Since the original discovery of adversarial samples (Szegedy et al., 2013; Goodfellow et al., 2014) and later formulations based on optimization (Carlini & Wagner, 2016; Moosavi-Dezfooli et al., 2015) , the prevailing question was why such examples existed. The original assumption was that adversarial examples lived in low-probability pockets of the input space, and were thus never encountered during parameter optimization (Szegedy et al., 2013) . This effect was believed to be amplified by the linearity of weight activations in the presence of small perturbations (Goodfellow et al., 2014) . These assumptions were later challenged by the manifold assumption, which in summary claims that 1) the train and test sets of a model only occupy a sub-manifold of the true data, while the decision boundary lies close to samples on and beyond the sub-manifold (Tanay & Griffin, 2016), and 2) the "data geometric" view, where high-dimensional geometry of the true data manifold enables a low-probability error set to exist (Gilmer et al., 2018) . Likewise the manifold assumption describes adversarial samples as leaving the manifold, which has inspired many defenses based on projecting such samples back to the data manifold (Jalal et al., 2019; Samangouei et al., 2018a) , and adaptive attacks for foiling these defenses (Carlini et al., 2019; Carlini & Wagner, 2017; Tramer et al., 2020) .

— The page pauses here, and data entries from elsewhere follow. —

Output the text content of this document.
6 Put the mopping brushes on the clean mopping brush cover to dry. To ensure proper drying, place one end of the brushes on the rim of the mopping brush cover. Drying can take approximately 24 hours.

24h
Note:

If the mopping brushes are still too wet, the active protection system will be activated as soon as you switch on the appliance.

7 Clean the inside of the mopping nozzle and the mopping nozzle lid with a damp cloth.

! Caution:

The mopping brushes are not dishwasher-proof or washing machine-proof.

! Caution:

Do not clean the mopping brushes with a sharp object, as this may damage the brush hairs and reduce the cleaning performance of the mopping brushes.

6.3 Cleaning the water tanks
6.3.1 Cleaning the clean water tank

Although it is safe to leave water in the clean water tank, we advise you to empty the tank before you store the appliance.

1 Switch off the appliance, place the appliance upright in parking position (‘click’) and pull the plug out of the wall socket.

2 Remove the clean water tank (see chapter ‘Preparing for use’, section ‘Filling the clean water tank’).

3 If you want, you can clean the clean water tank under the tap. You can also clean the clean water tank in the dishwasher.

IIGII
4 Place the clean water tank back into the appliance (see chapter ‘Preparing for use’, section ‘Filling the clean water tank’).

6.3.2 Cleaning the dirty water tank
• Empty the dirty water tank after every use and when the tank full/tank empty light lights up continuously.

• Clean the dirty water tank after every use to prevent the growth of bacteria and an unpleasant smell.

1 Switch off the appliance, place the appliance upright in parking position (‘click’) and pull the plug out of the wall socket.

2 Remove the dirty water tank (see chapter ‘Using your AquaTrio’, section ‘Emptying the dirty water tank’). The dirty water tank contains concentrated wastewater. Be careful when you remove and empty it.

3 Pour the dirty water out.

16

Figure 1: Our interpretation of zerothorder attack behavior in the context of boundary tilting (Tanay & Griffin, 2016): a) zeroth-order attack targeting low-level features, leaving the manifold, b) an efficient zeroth-order attack targeting mostly high-level features, floating along the manifold, and c) manifold-based zeroth-order attack next to the manifold, but sacrificing similarity.